Standards For Speech Development Lowered By The CDC
Not since 2005, the year it was introduced, has the Center for Disease Control (CDC) updated their developmental milestone guidelines for children in their Learn the Signs. Act Early program. According to the American Academy of Pediatrics (AAP), who worked alongside the CDC with these updates, the goal of this much-needed update was to make it easier for parents and healthcare providers to catch signs of autism earlier.

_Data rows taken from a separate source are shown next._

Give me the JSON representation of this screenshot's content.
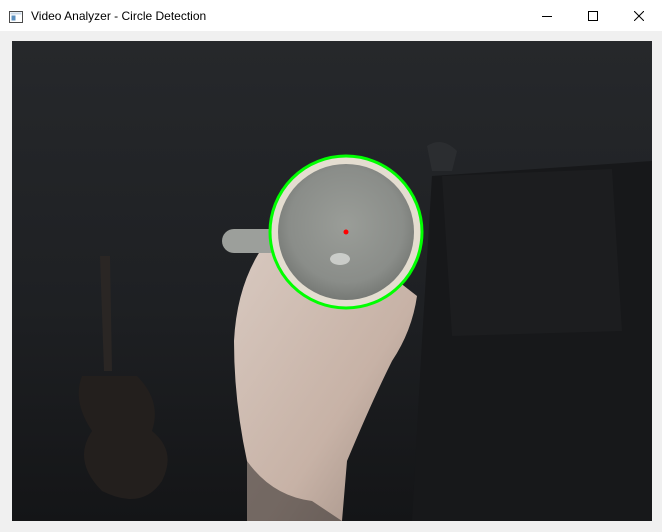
{
  "window": {
    "title": "Video Analyzer - Circle Detection",
    "icon": "app-window-icon"
  },
  "caption_buttons": [
    {
      "name": "minimize-button",
      "icon": "minimize-icon"
    },
    {
      "name": "maximize-button",
      "icon": "maximize-icon"
    },
    {
      "name": "close-button",
      "icon": "close-icon"
    }
  ],
  "video_frame": {
    "description_icon": "webcam-frame",
    "detected_circle_color": "#00ff00",
    "center_marker_color": "#ff0000"
  }
}
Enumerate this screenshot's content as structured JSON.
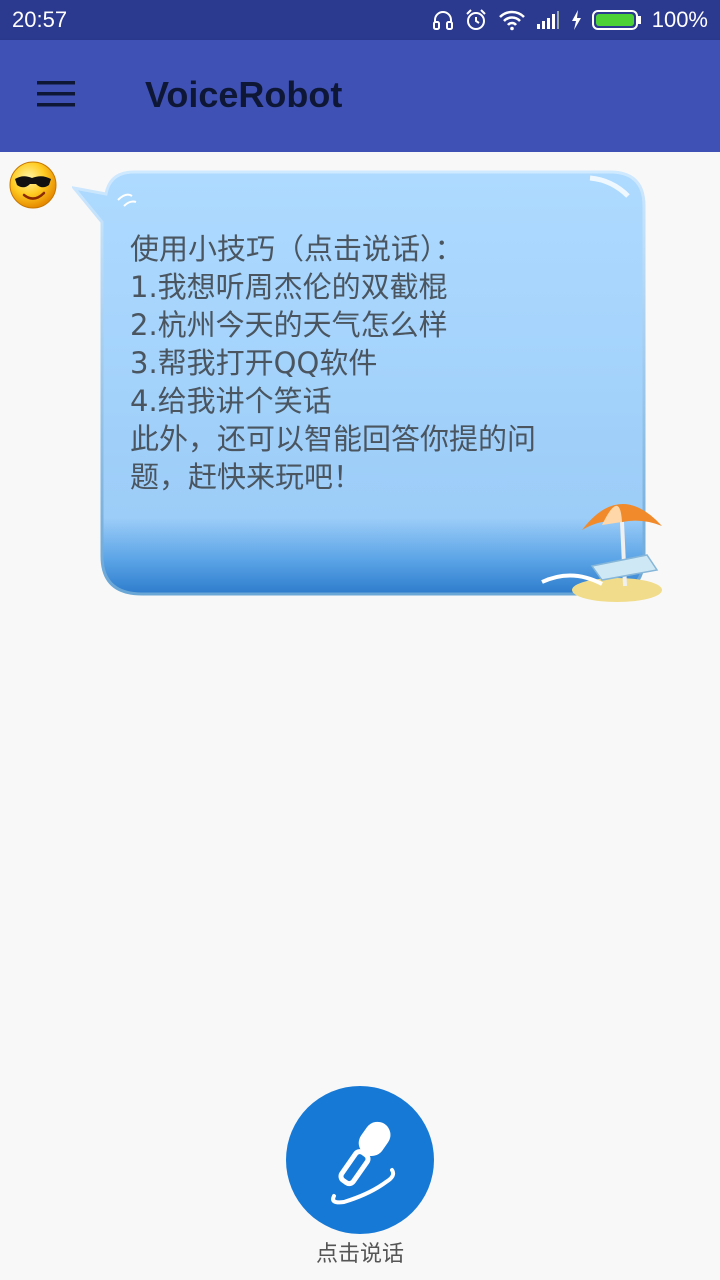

Not since 2005, the year it was introduced, has the Center for Disease Control (CDC) updated their developmental milestone guidelines for children in their Learn the Signs. Act Early program. According to the American Academy of Pediatrics (AAP), who worked alongside the CDC with these updates, the goal of this much-needed update was to make it easier for parents and healthcare providers to catch signs of autism earlier. Another goal was also to give parents a list of milestones they can measure their child’s development against. What they did, though, and what has caused a bit of a firestorm, is also lower speech development standards.

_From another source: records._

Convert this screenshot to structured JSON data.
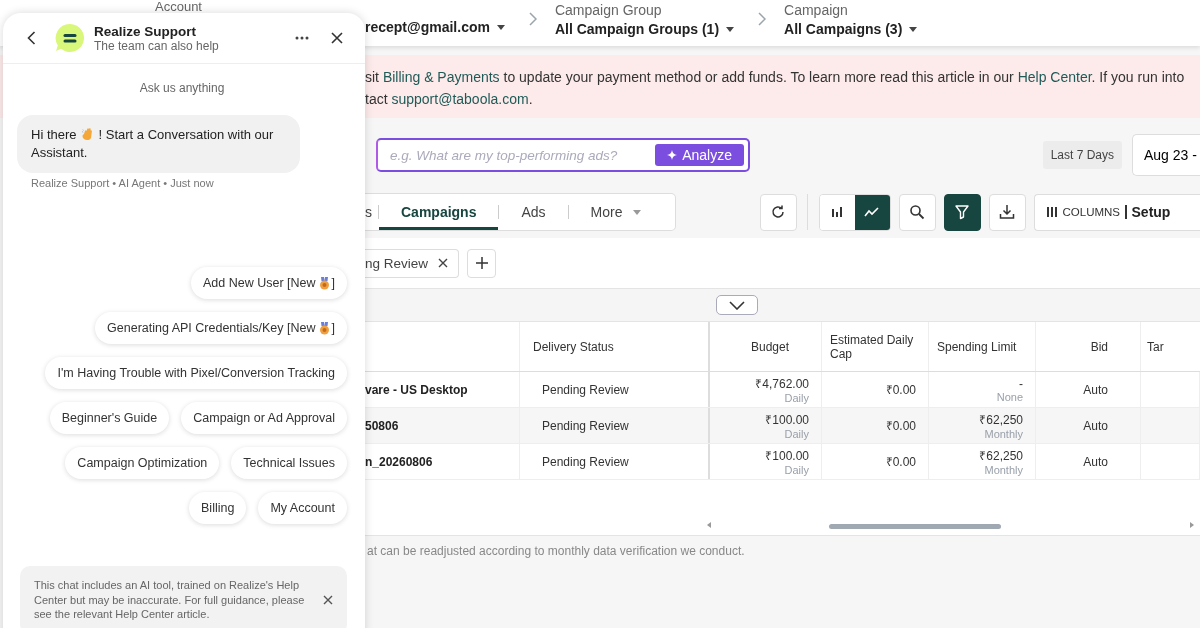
{
  "header": {
    "account": {
      "label": "Account",
      "value": "recept@gmail.com"
    },
    "crumbs": [
      {
        "label": "Campaign Group",
        "value": "All Campaign Groups (1)"
      },
      {
        "label": "Campaign",
        "value": "All Campaigns (3)"
      }
    ]
  },
  "alert": {
    "lines": [
      [
        {
          "kind": "text",
          "text": "sit "
        },
        {
          "kind": "link",
          "text": "Billing & Payments"
        },
        {
          "kind": "text",
          "text": " to update your payment method or add funds. To learn more read this article in our "
        },
        {
          "kind": "link",
          "text": "Help Center"
        },
        {
          "kind": "text",
          "text": ". If you run into"
        }
      ],
      [
        {
          "kind": "text",
          "text": "tact "
        },
        {
          "kind": "link",
          "text": "support@taboola.com"
        },
        {
          "kind": "text",
          "text": "."
        }
      ]
    ]
  },
  "analyze": {
    "placeholder": "e.g. What are my top-performing ads?",
    "button": "Analyze"
  },
  "date_range": {
    "preset": "Last 7 Days",
    "value": "Aug 23 -"
  },
  "tabs": [
    {
      "label": "s",
      "selected": false
    },
    {
      "label": "Campaigns",
      "selected": true
    },
    {
      "label": "Ads",
      "selected": false
    },
    {
      "label": "More",
      "selected": false
    }
  ],
  "view_toggle": [
    {
      "kind": "bar",
      "selected": false
    },
    {
      "kind": "line",
      "selected": true
    }
  ],
  "filter": {
    "active": true
  },
  "columns_button": {
    "label": "COLUMNS",
    "value": "Setup"
  },
  "filter_chip": {
    "label": "ng Review"
  },
  "table": {
    "columns": [
      "",
      "Delivery Status",
      "Budget",
      "Estimated Daily Cap",
      "Spending Limit",
      "Bid",
      "Tar"
    ],
    "rows": [
      {
        "name": "vare - US Desktop",
        "status": "Pending Review",
        "budget": "₹4,762.00",
        "budget_period": "Daily",
        "cap": "₹0.00",
        "limit": "-",
        "limit_period": "None",
        "bid": "Auto"
      },
      {
        "name": "50806",
        "status": "Pending Review",
        "budget": "₹100.00",
        "budget_period": "Daily",
        "cap": "₹0.00",
        "limit": "₹62,250",
        "limit_period": "Monthly",
        "bid": "Auto"
      },
      {
        "name": "n_20260806",
        "status": "Pending Review",
        "budget": "₹100.00",
        "budget_period": "Daily",
        "cap": "₹0.00",
        "limit": "₹62,250",
        "limit_period": "Monthly",
        "bid": "Auto"
      }
    ]
  },
  "footnote": "at can be readjusted according to monthly data verification we conduct.",
  "chat": {
    "title": "Realize Support",
    "subtitle": "The team can also help",
    "intro": "Ask us anything",
    "greeting": {
      "before": "Hi there",
      "after": "! Start a Conversation with our",
      "rest": "Assistant."
    },
    "meta": "Realize Support • AI Agent • Just now",
    "suggestions": [
      {
        "label": "Add New User [New",
        "suffix": "]",
        "kind": "new"
      },
      {
        "label": "Generating API Credentials/Key [New",
        "suffix": "]",
        "kind": "new"
      },
      {
        "label": "I'm Having Trouble with Pixel/Conversion Tracking",
        "kind": "plain"
      },
      {
        "label": "Beginner's Guide",
        "kind": "plain"
      },
      {
        "label": "Campaign or Ad Approval",
        "kind": "plain"
      },
      {
        "label": "Campaign Optimization",
        "kind": "plain"
      },
      {
        "label": "Technical Issues",
        "kind": "plain"
      },
      {
        "label": "Billing",
        "kind": "plain"
      },
      {
        "label": "My Account",
        "kind": "plain"
      }
    ],
    "disclaimer": "This chat includes an AI tool, trained on Realize's Help Center but may be inaccurate. For full guidance, please see the relevant Help Center article."
  }
}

In their update, the CDC and the AAP first raised the percentages of kids who regularly meet the set milestones from 50 percent to 75 percent. This means the two organizations feel most young kids are developing well within their age groups. Another thing the organizations added were two age milestones not seen in the original guideline – 15-month-olds and 30-month-olds. This is where some feel standards were lowered.
According to a tweet from BowTiedRanger, “The CDC just quietly lowered the standards for speech in early childhood development.” They went on to say, “Now children should know 50 words at 30mo rather than 24mo.” But the main issue they wanted to point out was, “Instead of highlighting the harmful effects [picture of a masked emoji] & lockdowns have had on children, the CDC just lowered the bar for milestones.”
So, let’s unpack the first complaint. Yes, the standards have been lowered in the newest CDC speech development milestone guidelines. Previously, the 50-word vocabulary was set for 18-23 months. You can see the standards below, laid out by Stanford Children’s Health, but based on the earlier CDC guidelines.
In the CDC update, you can see in the following slide where they have moved the 50-word speech development milestone to 30-months. We have also included the 15-month, 18-month, and 2-years old milestone guidelines for comparison. Take a look.
The CDC and AAP did not go about these changes in a haphazard form, as some may think. “This has been a need that is long overdue,” Paul Lipkin, a pediatrician, director of medical outpatient services at Baltimore’s Kennedy Krieger Institute, claims to The Washington Post. “We wanted to take a close look at all the data and milestones through multiple sources to come up with what we think is an accurate reflection of a child’s development.” Lipkin was one of 13 experts who worked with the CDC and AAP to update the milestone guidelines.
Their focus on these new guidelines was to make possible speech development delay detection easier to recognize. The earlier discovered the earlier treatment can begin. “The earlier a child is identified with a developmental delay the better, as treatment as well as learning interventions can begin,” Lipkin commented in an AAP News press release. “At the same time, we don’t want to cause unnecessary confusion for families or professionals. Revising the guidelines with expertise and data from clinicians in the field accomplishes these goals. Review of a child’s development with these milestones also opens up a continuous dialogue between a parent and the health care provider about their child’s present and future development.”
More than likely, it was an unintended firestorm, the lowering of speech development standards, but it happened, nevertheless. It looks, though, like the issue may not be so much with the speech development guideline change, but the cause of such a drastic change – the mask mandates. Those who are against such mandates, calling them cruel and child abuse, claim that masking an adult while a child is developing their speech has had a major impact on young children.
They are not alone in their thought, as we reported on earlier. Jaclyn Theeck, speech-language pathologist and clinical director at the Speech and Learning Institute, Inc. in North Palm Beach, Florida, says not only have they seen a huge shift in the ages of their patients, but referrals to her office have shot up drastically. Prior to the COVID pandemic, Theeck estimates only 5% of her patients were babies or toddlers. As the pandemic continued to rage, she said that number jumped to 20%. Shockingly, Theeck says her baby and toddler referral rate from pediatricians has jumped 364%.
So, while the CDC, AAP, and other professionals believe the guidelines were in need of updating, the reasons behind it, many believe, are suspect. Are masks doing more harm than good? Many think so and they have numbers to back it up.